I had just applied and been accepted to PSU for an MFA in poetry, but at the last minute I found I was two credits shy of completing my undergraduate degree. I had to scramble to find a suitable course of study I could complete by the end of summer. I had been tinkering around and talking with Wendy about the idea of putting together perfume related description writing workshop. She suggested I use that idea as my class.
I’m pretty heady when it comes to my obsessions and as a result of that headiness I have the tendency to make things more difficult than sometimes necessary. While constructing the class, I thought one way to think about perfume would be to think of each one like a text, or like a novel. I thought what if each perfume acted as a novel for the nose. With this in mind I wanted to bring the perfume to the writers stripped of context. I was interested in how one perceives the very thingness of scent. As a reader of perfume and then to write about them, I didn’t want to be influenced by the maker’s name, or the name of the perfume; I only wanted to read the smell.
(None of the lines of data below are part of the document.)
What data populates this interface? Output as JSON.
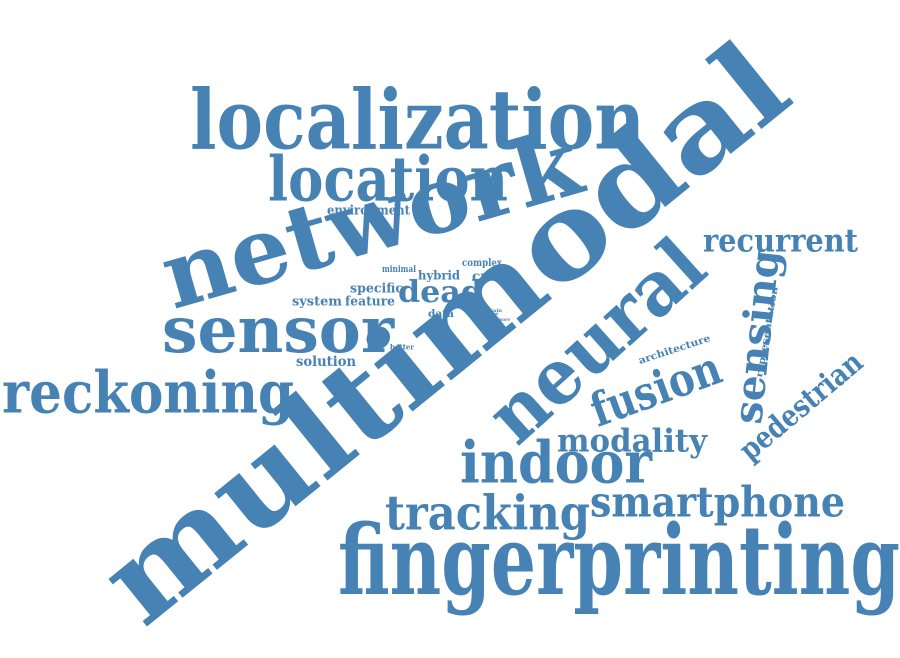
{
  "word_cloud": {
    "color": "#4682b4",
    "words": [
      {
        "text": "multimodal"
      },
      {
        "text": "fingerprinting"
      },
      {
        "text": "localization"
      },
      {
        "text": "network"
      },
      {
        "text": "location"
      },
      {
        "text": "neural"
      },
      {
        "text": "sensor"
      },
      {
        "text": "reckoning"
      },
      {
        "text": "indoor"
      },
      {
        "text": "tracking"
      },
      {
        "text": "smartphone"
      },
      {
        "text": "fusion"
      },
      {
        "text": "sensing"
      },
      {
        "text": "recurrent"
      },
      {
        "text": "modality"
      },
      {
        "text": "pedestrian"
      },
      {
        "text": "dead"
      },
      {
        "text": "environment"
      },
      {
        "text": "specific"
      },
      {
        "text": "hybrid"
      },
      {
        "text": "cross"
      },
      {
        "text": "system"
      },
      {
        "text": "feature"
      },
      {
        "text": "data"
      },
      {
        "text": "solution"
      },
      {
        "text": "complex"
      },
      {
        "text": "minimal"
      },
      {
        "text": "better"
      },
      {
        "text": "architecture"
      },
      {
        "text": "representation"
      },
      {
        "text": "train"
      },
      {
        "text": "more"
      },
      {
        "text": "ex"
      }
    ]
  }
}
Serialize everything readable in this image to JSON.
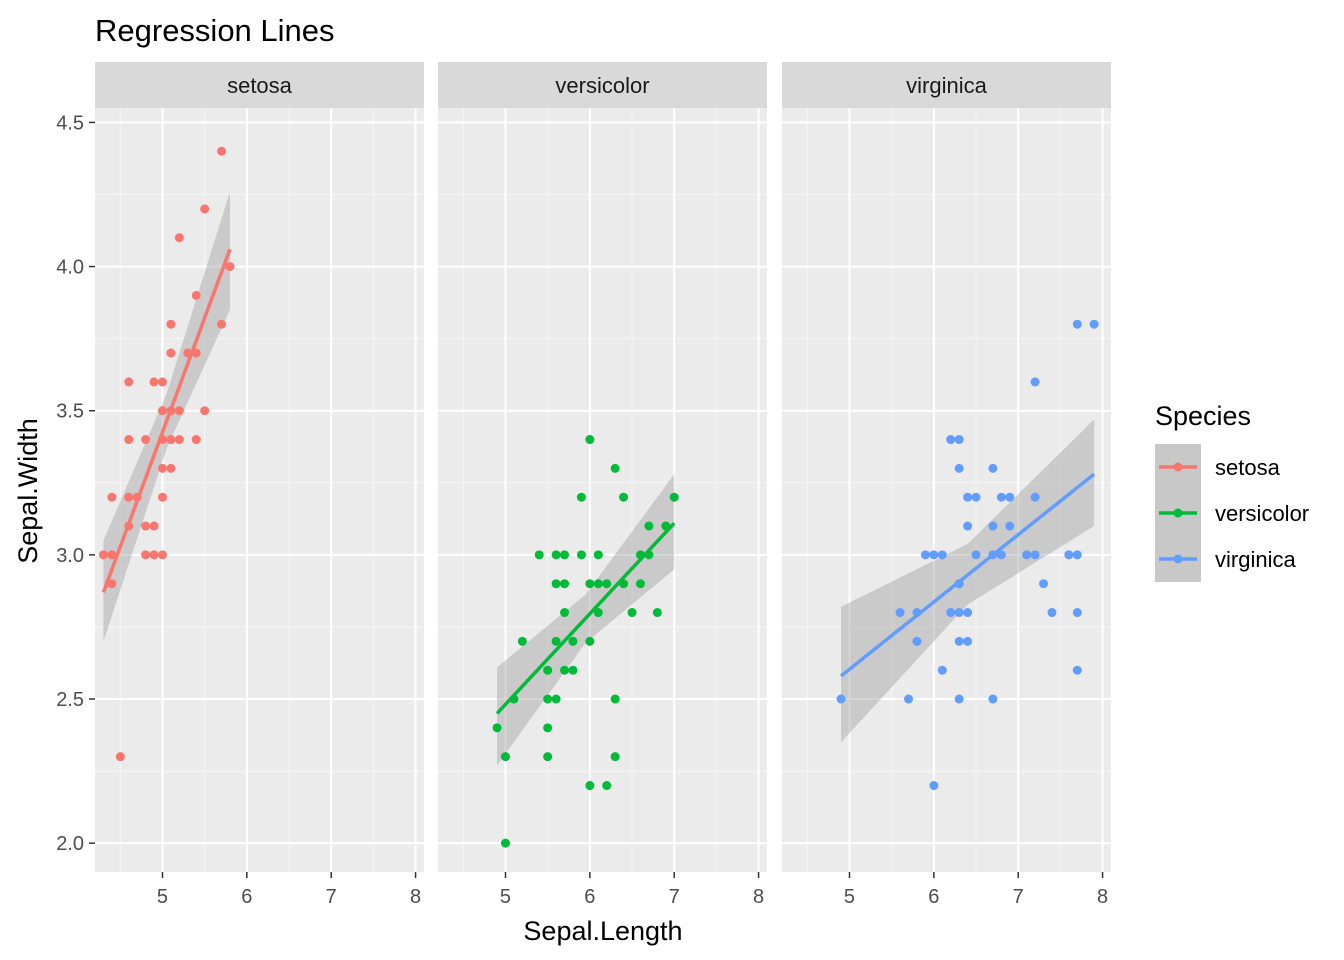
{
  "chart_data": {
    "type": "scatter",
    "title": "Regression Lines",
    "xlabel": "Sepal.Length",
    "ylabel": "Sepal.Width",
    "facet_by": "Species",
    "xlim": [
      4.2,
      8.1
    ],
    "ylim": [
      1.9,
      4.55
    ],
    "x_ticks": [
      5,
      6,
      7,
      8
    ],
    "y_ticks": [
      2.0,
      2.5,
      3.0,
      3.5,
      4.0,
      4.5
    ],
    "y_tick_labels": [
      "2.0",
      "2.5",
      "3.0",
      "3.5",
      "4.0",
      "4.5"
    ],
    "grid": true,
    "legend": {
      "title": "Species",
      "position": "right",
      "entries": [
        "setosa",
        "versicolor",
        "virginica"
      ]
    },
    "panels": [
      {
        "name": "setosa",
        "color": "#F8766D",
        "points": [
          [
            4.3,
            3.0
          ],
          [
            4.4,
            3.0
          ],
          [
            4.4,
            3.2
          ],
          [
            4.4,
            2.9
          ],
          [
            4.5,
            2.3
          ],
          [
            4.6,
            3.1
          ],
          [
            4.6,
            3.6
          ],
          [
            4.6,
            3.4
          ],
          [
            4.6,
            3.2
          ],
          [
            4.7,
            3.2
          ],
          [
            4.8,
            3.4
          ],
          [
            4.8,
            3.0
          ],
          [
            4.8,
            3.1
          ],
          [
            4.9,
            3.0
          ],
          [
            4.9,
            3.1
          ],
          [
            4.9,
            3.6
          ],
          [
            5.0,
            3.6
          ],
          [
            5.0,
            3.4
          ],
          [
            5.0,
            3.0
          ],
          [
            5.0,
            3.5
          ],
          [
            5.0,
            3.2
          ],
          [
            5.0,
            3.3
          ],
          [
            5.1,
            3.5
          ],
          [
            5.1,
            3.8
          ],
          [
            5.1,
            3.7
          ],
          [
            5.1,
            3.3
          ],
          [
            5.1,
            3.4
          ],
          [
            5.2,
            4.1
          ],
          [
            5.2,
            3.5
          ],
          [
            5.2,
            3.4
          ],
          [
            5.3,
            3.7
          ],
          [
            5.4,
            3.9
          ],
          [
            5.4,
            3.7
          ],
          [
            5.4,
            3.4
          ],
          [
            5.5,
            4.2
          ],
          [
            5.5,
            3.5
          ],
          [
            5.7,
            4.4
          ],
          [
            5.7,
            3.8
          ],
          [
            5.8,
            4.0
          ]
        ],
        "fit": {
          "x": [
            4.3,
            5.8
          ],
          "y": [
            2.87,
            4.06
          ],
          "ci_low": [
            2.7,
            3.85
          ],
          "ci_high": [
            3.05,
            4.26
          ]
        }
      },
      {
        "name": "versicolor",
        "color": "#00BA38",
        "points": [
          [
            4.9,
            2.4
          ],
          [
            5.0,
            2.3
          ],
          [
            5.0,
            2.0
          ],
          [
            5.1,
            2.5
          ],
          [
            5.2,
            2.7
          ],
          [
            5.4,
            3.0
          ],
          [
            5.5,
            2.3
          ],
          [
            5.5,
            2.4
          ],
          [
            5.5,
            2.5
          ],
          [
            5.5,
            2.6
          ],
          [
            5.6,
            2.9
          ],
          [
            5.6,
            3.0
          ],
          [
            5.6,
            2.7
          ],
          [
            5.6,
            2.5
          ],
          [
            5.7,
            2.8
          ],
          [
            5.7,
            2.6
          ],
          [
            5.7,
            2.9
          ],
          [
            5.7,
            3.0
          ],
          [
            5.8,
            2.7
          ],
          [
            5.8,
            2.6
          ],
          [
            5.9,
            3.2
          ],
          [
            5.9,
            3.0
          ],
          [
            6.0,
            2.2
          ],
          [
            6.0,
            2.9
          ],
          [
            6.0,
            2.7
          ],
          [
            6.0,
            3.4
          ],
          [
            6.1,
            2.8
          ],
          [
            6.1,
            2.9
          ],
          [
            6.1,
            3.0
          ],
          [
            6.2,
            2.2
          ],
          [
            6.2,
            2.9
          ],
          [
            6.3,
            2.3
          ],
          [
            6.3,
            2.5
          ],
          [
            6.3,
            3.3
          ],
          [
            6.4,
            2.9
          ],
          [
            6.4,
            3.2
          ],
          [
            6.5,
            2.8
          ],
          [
            6.6,
            2.9
          ],
          [
            6.6,
            3.0
          ],
          [
            6.7,
            3.1
          ],
          [
            6.7,
            3.0
          ],
          [
            6.8,
            2.8
          ],
          [
            6.9,
            3.1
          ],
          [
            7.0,
            3.2
          ]
        ],
        "fit": {
          "x": [
            4.9,
            7.0
          ],
          "y": [
            2.45,
            3.11
          ],
          "ci_low": [
            2.27,
            2.95
          ],
          "ci_high": [
            2.61,
            3.28
          ]
        }
      },
      {
        "name": "virginica",
        "color": "#619CFF",
        "points": [
          [
            4.9,
            2.5
          ],
          [
            5.6,
            2.8
          ],
          [
            5.7,
            2.5
          ],
          [
            5.8,
            2.7
          ],
          [
            5.8,
            2.8
          ],
          [
            5.9,
            3.0
          ],
          [
            6.0,
            2.2
          ],
          [
            6.0,
            3.0
          ],
          [
            6.1,
            3.0
          ],
          [
            6.1,
            2.6
          ],
          [
            6.2,
            3.4
          ],
          [
            6.2,
            2.8
          ],
          [
            6.3,
            3.3
          ],
          [
            6.3,
            2.9
          ],
          [
            6.3,
            2.5
          ],
          [
            6.3,
            2.7
          ],
          [
            6.3,
            2.8
          ],
          [
            6.3,
            3.4
          ],
          [
            6.4,
            3.2
          ],
          [
            6.4,
            2.8
          ],
          [
            6.4,
            2.7
          ],
          [
            6.4,
            3.1
          ],
          [
            6.5,
            3.0
          ],
          [
            6.5,
            3.2
          ],
          [
            6.7,
            3.3
          ],
          [
            6.7,
            2.5
          ],
          [
            6.7,
            3.0
          ],
          [
            6.7,
            3.1
          ],
          [
            6.8,
            3.0
          ],
          [
            6.8,
            3.2
          ],
          [
            6.9,
            3.1
          ],
          [
            6.9,
            3.2
          ],
          [
            7.1,
            3.0
          ],
          [
            7.2,
            3.6
          ],
          [
            7.2,
            3.2
          ],
          [
            7.2,
            3.0
          ],
          [
            7.3,
            2.9
          ],
          [
            7.4,
            2.8
          ],
          [
            7.6,
            3.0
          ],
          [
            7.7,
            3.8
          ],
          [
            7.7,
            2.6
          ],
          [
            7.7,
            2.8
          ],
          [
            7.7,
            3.0
          ],
          [
            7.9,
            3.8
          ]
        ],
        "fit": {
          "x": [
            4.9,
            7.9
          ],
          "y": [
            2.58,
            3.28
          ],
          "ci_low": [
            2.35,
            3.1
          ],
          "ci_high": [
            2.82,
            3.47
          ]
        }
      }
    ]
  }
}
It was then Wendy and I contacted Tracy and André at Fumerie Parfumerie. They were gracious enough to curate the experience. For five weeks straight, Wendy and I devised a different writing exercise each week and each week André put together a package of unmarked samples for us to smell. After the first week, this exchange became like a conversation. We, the readers groped around in the dark trying to find new ways to access meaning, while André and Tracy were our light bringers showing us the way. Each week we came back with more questions, and each week they responded with their own questions: “What about this?”, “How about these three?” or “What if you thought about this variation on a theme?”.
The work we writers performed is varied and expansive: ruminations on specific memories, philosophical questions of just how memory works, magical realist travel to places in the imagination, animals, plants, sex, love, revulsion—everything from the sacred to the profane.